Namun tidak kusangka Liam mendekatkan wajahnya untuk mencium bibirku. Dan entah apa yang merasuki kepalaku, dengan bodohnya aku membalas sapaan bibirnya. Dan akhirnya ciuman lembut itu tidak terelakkan lagi. Belum sempat kewarasanku merutuki diriku sendiri, perasaanku menyatakan bahwa yang kami lakukan ini hanya ciuman kasih sayang karena sedari aku mengenal Liam adalah teman baik Kakakku, aku mulai menganggapnya Kakakku juga. Dan Liam sangat paham kalau aku tidak akan pernah mau menjalani hubungan yang serius dengan seseorang.
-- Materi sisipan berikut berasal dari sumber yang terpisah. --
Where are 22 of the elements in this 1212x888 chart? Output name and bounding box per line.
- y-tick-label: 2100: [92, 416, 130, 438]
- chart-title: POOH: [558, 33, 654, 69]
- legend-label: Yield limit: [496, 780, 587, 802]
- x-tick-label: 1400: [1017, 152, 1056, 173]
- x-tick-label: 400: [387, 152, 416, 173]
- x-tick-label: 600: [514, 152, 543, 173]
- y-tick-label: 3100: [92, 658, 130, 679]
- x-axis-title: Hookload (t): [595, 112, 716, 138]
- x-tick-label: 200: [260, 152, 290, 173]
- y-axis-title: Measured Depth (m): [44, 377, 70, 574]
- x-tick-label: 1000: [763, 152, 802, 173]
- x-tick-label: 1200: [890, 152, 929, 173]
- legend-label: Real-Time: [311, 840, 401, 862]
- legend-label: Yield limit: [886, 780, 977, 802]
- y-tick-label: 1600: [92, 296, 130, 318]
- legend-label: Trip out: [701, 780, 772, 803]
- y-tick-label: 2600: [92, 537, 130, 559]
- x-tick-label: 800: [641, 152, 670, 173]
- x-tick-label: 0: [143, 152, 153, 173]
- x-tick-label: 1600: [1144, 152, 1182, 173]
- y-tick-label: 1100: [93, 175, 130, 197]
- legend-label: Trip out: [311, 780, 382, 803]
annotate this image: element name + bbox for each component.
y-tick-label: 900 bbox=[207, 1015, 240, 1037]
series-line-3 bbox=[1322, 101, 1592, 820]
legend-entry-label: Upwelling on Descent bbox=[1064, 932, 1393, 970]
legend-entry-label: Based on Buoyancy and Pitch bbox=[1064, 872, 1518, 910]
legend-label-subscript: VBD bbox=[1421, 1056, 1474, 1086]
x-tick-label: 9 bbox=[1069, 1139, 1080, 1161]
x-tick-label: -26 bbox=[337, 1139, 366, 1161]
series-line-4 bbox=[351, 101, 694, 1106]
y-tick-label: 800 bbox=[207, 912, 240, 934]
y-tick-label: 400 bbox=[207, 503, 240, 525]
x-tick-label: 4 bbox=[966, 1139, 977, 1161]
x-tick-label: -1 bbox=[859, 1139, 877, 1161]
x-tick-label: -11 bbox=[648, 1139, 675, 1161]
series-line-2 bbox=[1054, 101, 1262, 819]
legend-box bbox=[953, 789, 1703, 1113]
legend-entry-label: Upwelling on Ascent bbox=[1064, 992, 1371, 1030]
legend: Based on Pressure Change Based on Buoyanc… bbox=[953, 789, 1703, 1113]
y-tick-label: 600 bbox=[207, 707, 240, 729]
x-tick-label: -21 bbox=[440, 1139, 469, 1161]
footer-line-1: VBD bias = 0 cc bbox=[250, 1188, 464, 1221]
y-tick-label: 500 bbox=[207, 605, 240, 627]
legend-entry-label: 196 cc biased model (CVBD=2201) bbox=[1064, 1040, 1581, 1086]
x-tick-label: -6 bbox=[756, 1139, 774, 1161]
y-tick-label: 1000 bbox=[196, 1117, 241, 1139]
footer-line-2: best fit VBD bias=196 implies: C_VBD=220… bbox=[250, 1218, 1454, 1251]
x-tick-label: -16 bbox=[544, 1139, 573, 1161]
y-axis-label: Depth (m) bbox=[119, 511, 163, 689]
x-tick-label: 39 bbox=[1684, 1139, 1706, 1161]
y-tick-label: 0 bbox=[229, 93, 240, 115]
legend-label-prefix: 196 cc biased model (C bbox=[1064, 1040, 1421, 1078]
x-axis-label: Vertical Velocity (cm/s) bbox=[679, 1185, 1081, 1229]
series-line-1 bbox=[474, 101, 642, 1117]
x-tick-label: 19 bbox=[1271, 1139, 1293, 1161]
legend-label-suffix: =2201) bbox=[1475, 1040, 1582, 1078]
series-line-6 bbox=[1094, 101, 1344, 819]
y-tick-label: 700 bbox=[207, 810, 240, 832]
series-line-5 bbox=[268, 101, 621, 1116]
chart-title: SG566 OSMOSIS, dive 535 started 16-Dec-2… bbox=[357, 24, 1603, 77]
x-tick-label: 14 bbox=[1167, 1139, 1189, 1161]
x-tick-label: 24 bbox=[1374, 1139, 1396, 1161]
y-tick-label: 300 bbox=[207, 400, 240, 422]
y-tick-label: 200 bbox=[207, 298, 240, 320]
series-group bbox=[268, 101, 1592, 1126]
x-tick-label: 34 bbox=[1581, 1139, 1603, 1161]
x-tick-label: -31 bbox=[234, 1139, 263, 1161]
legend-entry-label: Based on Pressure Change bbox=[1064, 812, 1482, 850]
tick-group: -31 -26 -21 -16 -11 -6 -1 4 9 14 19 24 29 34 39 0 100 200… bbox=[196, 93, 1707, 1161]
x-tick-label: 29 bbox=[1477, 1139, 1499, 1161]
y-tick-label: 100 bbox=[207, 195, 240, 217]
Semakin lama kubiarkan, ciuman itu semakin memanas sampai-sampai membuat kaca mobilku berembun. Aku sedikit kewalahan mengimbangi ciuman Liam yang mulai terasa serius.
"Nggh!!" Dengungku sambil menepuk-nepuk bahu Liam untuk memperingatkannya kalau yang kami lakukan ini harus segera dihentikan.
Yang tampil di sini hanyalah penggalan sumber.